In both 2017 and 2018, more than half of losses were due to secondary perils, and Swiss Re says that losses from secondary events is likely to continue as a result of urbanisation, the growing concentration of assets in vulnerable regions, and also climate change.
In 2018, the single largest loss event was the Camp Fire in California. In recent years, wildfire losses have increased substantially, leading to industry discussion around the modelling and pricing of the risk, with some suggesting it should perhaps be classed as a peak peril.
Other significant secondary peril events in 2018 include a damaging hail storm that hit Sydney, Australia in December, and the secondary-effect flooding across parts of the U.S. as a result of hurricane Florence.
Edouard Schmid, Swiss Re’s Group Chief Underwriting Officer (CUO), said: “Large losses from secondary perils are occurring more regularly. This is a trend the insurance industry must act on so that we can continue to underwrite catastrophe business sustainably.
“Secondary peril-losses will accelerate due to ongoing urbanisation, also in areas exposed to flooding such as along coast lines and in river plains, development in areas vulnerable to fire risk like wildland-urban interface, and also because of long-term climate change projections.”

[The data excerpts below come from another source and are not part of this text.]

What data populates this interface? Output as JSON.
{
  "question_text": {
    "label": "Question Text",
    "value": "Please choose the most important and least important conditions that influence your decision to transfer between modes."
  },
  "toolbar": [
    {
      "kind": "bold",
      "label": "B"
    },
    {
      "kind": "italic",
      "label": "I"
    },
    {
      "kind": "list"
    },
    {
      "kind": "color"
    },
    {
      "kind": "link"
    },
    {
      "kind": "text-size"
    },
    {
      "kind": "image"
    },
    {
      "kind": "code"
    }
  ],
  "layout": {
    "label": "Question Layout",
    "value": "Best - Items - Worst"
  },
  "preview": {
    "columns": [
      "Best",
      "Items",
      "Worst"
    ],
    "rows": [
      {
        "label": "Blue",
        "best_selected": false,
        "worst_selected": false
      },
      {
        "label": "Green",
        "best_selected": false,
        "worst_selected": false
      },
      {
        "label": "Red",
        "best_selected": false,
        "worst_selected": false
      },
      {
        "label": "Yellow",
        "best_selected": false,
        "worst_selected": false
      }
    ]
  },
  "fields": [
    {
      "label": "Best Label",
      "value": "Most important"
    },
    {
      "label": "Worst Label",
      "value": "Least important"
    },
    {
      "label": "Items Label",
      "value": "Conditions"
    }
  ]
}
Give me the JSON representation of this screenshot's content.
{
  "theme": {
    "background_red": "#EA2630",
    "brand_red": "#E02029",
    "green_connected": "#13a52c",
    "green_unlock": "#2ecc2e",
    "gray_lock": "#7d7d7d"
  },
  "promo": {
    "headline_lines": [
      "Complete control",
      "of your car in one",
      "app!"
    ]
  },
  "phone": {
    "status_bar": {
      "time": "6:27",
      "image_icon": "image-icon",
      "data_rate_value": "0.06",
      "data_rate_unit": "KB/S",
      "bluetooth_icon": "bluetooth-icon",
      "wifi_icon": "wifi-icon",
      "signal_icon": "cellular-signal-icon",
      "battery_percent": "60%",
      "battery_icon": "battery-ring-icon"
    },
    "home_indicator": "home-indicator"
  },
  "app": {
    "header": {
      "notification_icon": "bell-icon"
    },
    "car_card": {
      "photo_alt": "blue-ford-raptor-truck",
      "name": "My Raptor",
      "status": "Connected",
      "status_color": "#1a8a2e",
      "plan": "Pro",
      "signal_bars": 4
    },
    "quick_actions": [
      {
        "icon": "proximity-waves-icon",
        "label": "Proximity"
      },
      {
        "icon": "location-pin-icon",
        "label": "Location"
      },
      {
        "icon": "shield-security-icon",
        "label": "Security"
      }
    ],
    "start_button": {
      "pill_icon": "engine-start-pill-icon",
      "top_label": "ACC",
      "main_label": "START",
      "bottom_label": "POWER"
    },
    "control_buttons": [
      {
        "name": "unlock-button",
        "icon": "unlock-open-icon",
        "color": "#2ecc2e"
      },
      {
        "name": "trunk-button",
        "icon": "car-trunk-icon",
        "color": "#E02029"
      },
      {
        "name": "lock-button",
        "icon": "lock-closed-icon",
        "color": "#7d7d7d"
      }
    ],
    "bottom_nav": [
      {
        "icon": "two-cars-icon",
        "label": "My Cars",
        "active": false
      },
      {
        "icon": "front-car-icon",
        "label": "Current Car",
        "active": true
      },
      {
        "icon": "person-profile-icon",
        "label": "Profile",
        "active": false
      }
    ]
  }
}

The chart below, provided by Swiss Re, shows the growing influence of secondary perils on annual insured catastrophe losses since 1970.
According to Swiss Re, the combined 2017 and 2018 natural catastrophe protection gap (disparity between economic and insured losses from nat cats) was $280 billion, with more than 50% being a result of secondary perils.
When compared with primary perils, secondary events can often be understated, but as shown by the huge losses in both 2017 and 2018, re/insurers need to take note of the rising impacts of secondary events and look to mitigate this moving forward to support global resilience, as well as the sustainability and profitability of underwriting cat business.
Commenting on the protection gap, Swiss Re’s Group Chief Economist, Jerome Jean Haegeli said: “The existing protection gap is an opportunity for insurers to strengthen global resilience.
“Underwriting catastrophe business profitably means looking at peak and also forward-looking trends on secondary perils. By leveraging latest technology, insurers can focus more on developing appropriately regionalised models to assess the risk posed by secondary perils and develop a greater product range and targeted distribution for catastrophe covers.”